No complicated type coercion #
Objects, arrays and nil are always converted either to empty string or to zero,
depending on type of another argument. For example, this lets you increment
uninitialized variables without getting any errors or unexpected behaviour:
nil + 1 == 1
.
Dart-like function syntax #
No function
keyword, yay! Just write:
function_name(arguments) {
//body
}
Syntax #
You can learn more about syntax and play with it on the official website.
Compiler #
Since the start of this year I have been working on delivering very primitive JIT compiler and VM for Candor. The first version was generating pretty ugly machine code, which was ineffective and massive.
It was using the following algorithm:
- Visit AST node.
- Generate all it's children, and place their results into
rax
,rbx
,rcx
(depending on child's index). (Just in case - x86-64) - Generate code that calculates the result of operation and return value in
rax
.
Pros - fast compilation, easy to understand algorithm. Cons - hard way to deal with different CPU architectures (i.e. it needed more than 6 registers), dumb generated machine code.
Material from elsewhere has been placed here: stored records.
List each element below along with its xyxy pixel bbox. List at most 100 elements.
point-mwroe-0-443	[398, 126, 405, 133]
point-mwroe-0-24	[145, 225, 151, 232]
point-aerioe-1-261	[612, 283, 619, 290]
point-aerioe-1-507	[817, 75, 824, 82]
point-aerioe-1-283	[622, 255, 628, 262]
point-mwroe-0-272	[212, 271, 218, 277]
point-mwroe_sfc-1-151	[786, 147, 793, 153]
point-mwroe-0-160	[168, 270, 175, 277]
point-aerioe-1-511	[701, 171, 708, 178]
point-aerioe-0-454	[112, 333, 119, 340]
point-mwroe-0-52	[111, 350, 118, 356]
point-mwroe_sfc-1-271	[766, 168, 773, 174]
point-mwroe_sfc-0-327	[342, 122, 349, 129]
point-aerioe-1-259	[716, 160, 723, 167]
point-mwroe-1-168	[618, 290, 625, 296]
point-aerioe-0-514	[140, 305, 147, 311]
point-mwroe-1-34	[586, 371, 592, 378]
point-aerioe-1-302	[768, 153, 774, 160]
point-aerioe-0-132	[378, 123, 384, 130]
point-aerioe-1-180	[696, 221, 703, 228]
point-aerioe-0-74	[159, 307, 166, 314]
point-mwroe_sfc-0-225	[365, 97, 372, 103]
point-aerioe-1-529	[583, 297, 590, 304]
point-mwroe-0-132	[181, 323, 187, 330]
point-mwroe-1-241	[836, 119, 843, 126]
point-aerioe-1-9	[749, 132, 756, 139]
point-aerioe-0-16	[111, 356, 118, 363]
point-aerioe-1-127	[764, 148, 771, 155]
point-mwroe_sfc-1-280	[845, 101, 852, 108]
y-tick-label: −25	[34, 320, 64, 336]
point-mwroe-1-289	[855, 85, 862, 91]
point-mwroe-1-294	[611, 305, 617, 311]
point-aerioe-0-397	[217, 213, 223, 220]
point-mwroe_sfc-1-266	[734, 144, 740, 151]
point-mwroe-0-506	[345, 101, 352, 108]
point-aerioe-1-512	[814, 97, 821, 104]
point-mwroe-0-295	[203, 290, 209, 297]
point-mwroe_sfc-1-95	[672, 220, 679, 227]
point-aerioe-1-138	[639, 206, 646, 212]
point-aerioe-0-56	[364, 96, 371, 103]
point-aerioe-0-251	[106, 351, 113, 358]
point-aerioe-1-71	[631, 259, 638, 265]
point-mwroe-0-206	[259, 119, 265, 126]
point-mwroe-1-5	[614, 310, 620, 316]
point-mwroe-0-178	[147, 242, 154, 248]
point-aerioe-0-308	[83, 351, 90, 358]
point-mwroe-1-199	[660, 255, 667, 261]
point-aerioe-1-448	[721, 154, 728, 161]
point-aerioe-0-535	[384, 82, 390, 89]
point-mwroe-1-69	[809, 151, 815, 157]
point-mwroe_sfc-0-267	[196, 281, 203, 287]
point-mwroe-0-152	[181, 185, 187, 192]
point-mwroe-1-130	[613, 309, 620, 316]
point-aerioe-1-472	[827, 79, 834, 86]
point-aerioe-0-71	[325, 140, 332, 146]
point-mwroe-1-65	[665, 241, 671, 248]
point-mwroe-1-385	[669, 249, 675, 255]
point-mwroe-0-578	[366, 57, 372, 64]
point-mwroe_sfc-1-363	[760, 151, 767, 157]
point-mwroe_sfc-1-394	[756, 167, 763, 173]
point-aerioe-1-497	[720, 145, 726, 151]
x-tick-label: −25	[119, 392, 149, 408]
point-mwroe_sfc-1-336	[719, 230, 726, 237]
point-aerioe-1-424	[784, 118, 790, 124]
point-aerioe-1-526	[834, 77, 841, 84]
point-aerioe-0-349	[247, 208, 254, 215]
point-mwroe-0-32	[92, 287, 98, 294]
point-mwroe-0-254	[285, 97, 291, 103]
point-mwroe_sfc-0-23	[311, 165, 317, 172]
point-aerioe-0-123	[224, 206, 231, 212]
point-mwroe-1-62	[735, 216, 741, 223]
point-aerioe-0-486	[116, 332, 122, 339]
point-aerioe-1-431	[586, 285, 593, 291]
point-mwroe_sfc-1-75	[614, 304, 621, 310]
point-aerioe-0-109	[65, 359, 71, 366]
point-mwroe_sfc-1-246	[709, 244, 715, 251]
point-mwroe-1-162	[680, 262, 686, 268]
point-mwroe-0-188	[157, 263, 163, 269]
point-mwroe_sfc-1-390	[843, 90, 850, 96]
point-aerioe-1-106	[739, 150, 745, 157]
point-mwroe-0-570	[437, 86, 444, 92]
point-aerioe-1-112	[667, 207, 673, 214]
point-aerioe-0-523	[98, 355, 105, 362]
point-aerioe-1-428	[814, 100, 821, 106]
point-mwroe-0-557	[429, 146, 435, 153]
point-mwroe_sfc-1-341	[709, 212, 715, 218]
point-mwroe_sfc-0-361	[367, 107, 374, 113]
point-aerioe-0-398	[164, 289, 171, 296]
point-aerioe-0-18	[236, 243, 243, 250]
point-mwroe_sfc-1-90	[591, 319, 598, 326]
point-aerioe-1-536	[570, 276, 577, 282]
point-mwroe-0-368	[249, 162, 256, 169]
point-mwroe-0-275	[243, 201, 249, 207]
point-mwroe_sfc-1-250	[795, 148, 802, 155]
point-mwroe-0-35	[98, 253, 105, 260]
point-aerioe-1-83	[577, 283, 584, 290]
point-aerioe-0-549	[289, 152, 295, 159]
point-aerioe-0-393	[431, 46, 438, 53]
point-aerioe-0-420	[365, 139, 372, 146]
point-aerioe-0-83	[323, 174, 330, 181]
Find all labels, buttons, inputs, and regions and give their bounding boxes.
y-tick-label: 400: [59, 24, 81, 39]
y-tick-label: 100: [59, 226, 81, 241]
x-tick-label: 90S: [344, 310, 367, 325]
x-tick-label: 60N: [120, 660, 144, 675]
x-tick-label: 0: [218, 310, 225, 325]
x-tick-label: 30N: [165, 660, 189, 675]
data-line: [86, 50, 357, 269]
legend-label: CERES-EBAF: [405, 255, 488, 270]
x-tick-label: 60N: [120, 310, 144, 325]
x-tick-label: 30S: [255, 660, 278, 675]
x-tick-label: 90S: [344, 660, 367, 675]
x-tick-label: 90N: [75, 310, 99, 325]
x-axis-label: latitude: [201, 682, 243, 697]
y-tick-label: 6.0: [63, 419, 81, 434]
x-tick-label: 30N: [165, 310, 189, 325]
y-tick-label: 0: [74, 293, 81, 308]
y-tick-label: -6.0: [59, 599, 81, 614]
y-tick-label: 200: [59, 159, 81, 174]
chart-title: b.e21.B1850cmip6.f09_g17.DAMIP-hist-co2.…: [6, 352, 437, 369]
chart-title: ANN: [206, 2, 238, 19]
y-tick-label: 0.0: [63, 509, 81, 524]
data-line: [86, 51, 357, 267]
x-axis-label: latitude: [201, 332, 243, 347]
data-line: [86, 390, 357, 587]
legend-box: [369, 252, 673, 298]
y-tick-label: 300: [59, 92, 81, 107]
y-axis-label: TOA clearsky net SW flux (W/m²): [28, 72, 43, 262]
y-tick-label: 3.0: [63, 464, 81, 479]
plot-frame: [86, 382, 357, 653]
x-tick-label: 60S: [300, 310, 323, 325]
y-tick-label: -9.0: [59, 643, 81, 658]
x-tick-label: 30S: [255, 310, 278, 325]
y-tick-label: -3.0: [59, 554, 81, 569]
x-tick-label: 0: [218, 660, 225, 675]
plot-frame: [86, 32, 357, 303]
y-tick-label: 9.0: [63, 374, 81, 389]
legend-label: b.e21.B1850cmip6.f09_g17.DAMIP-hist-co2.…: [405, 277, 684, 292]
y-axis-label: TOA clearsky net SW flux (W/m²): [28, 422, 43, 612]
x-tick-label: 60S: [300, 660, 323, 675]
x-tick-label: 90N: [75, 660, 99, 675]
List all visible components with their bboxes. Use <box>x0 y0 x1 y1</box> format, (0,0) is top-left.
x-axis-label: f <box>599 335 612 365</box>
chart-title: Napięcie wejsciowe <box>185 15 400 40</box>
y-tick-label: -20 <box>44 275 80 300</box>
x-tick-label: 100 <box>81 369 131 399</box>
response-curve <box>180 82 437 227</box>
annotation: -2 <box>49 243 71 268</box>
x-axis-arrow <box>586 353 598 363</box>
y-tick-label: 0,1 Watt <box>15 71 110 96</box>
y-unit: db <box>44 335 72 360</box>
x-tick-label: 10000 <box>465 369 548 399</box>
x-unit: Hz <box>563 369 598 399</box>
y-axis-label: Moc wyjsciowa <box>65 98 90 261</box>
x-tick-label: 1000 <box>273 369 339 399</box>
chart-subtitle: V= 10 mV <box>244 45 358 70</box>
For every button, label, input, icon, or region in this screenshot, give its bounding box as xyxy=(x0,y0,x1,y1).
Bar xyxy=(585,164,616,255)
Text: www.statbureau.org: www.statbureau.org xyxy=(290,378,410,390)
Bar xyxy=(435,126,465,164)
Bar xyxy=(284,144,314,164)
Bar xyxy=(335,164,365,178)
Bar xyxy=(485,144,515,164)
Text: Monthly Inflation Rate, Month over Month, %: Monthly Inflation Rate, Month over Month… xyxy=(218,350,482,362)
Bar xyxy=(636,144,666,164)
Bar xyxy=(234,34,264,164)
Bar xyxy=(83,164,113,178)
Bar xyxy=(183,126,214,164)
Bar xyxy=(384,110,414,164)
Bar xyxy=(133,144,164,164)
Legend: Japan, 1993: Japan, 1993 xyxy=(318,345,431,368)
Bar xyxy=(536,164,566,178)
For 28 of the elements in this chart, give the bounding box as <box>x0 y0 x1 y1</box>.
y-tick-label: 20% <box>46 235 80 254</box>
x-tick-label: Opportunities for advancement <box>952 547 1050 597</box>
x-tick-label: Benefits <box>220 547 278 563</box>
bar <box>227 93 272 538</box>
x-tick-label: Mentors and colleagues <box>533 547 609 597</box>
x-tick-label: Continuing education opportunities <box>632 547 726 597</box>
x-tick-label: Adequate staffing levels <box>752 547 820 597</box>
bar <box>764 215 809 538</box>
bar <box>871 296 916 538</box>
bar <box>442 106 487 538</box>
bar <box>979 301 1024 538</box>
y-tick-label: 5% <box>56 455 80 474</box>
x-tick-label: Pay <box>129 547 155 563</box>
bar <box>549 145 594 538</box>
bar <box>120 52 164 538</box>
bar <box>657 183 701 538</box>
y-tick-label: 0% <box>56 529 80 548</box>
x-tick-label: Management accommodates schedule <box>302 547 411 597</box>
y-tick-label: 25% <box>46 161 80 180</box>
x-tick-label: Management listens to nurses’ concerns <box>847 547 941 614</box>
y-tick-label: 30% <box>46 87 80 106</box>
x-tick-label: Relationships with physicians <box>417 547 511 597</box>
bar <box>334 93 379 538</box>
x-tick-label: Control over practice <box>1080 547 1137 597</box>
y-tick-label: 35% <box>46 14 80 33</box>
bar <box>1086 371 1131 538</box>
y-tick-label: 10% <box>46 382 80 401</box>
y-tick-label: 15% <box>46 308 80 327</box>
Thanks to v8 and Dart hacker Vyacheslav Egorov and
Andy Wingo's blog, I've figured out that there're much better ways to
do JIT code generation, but it was too complex for me to understand at that
time. And despite I've created new branch feature-ssa
and written tons of
code, I've never got something truly working.
I got stuck at implementing registry allocator, mostly because of wrong design decisions that I made before, and continuing development of this branch in this form was impossible.
That's why I took a long break (for almost 6 months) and worked on other projects, until I realized how this thing should be implemented.
Candor returns #
After this pause I've considered many things and finally did it. Even more, Candor now has two compilers: non-optimizing and optimizing. The non-optimizing is used where it needs to compile a lot of source as fast as possible, and the optimizing compiler is used for small functions that might be quickly optimized.
Main things that helped me to got to this state:
- Understanding how CFG and SSA should be really handled and
represented. CFG is a way to represent tree of input source code (AST) in a
linear form, by placing instructions in blocks and connecting them with the
control-flow edges like: goto and branch (which is used in
if
andwhile
statements). What I was missing is that the instruction and it's value should be the same object, otherwise it's very problematic to exploit def-use chains, which are very useful for getting type information and performing dead code elimination. - I was detecting variable conflicts in the blocks with two incoming edges in a over-complicated way. I was using lists of active variables and performing very complex analysis to propagate them to blocks that needed them. Apparently, it's very cool and simple to do it in a way v8 does it. By creating environment for each basic block in CFG, placing variables into it and copying it as-it-is when adding successor to the block.
- I didn't understand that low-level intermediate representation should
operate on
uses
which a parts of variable's liveness intervals... Previous version was doing simplified linear-scan register allocation without holes in variable's liveness intervals, which isn't resulting in good allocation.
The main difference between optimizing and non-optimizing compiler is that the former is trying to place everything in registers, while the latter operates only on the stack slots (i.e. doing memory access on every variable load and store).
By having a register allocator that's capable of allocating registers in very generic terms, it was really straightforward to add support for a 32bit code generation. And now Candor is officially running on two platforms: ia32 and x64.
Plans #
Now that there are two brand new compilers, I'm going to work on adaptive optimization/deoptimization for it. Candor should be capable of optimizing hot functions on the fly and inlining small functions into their callers. Also, it's quite practical to generate code that's very fast in common cases, and falls back to unoptimized code in all other cases.
ARM support is also the part of my future plans for Candor, and I'll start working on it as soon as I'll receive my Raspberry PI.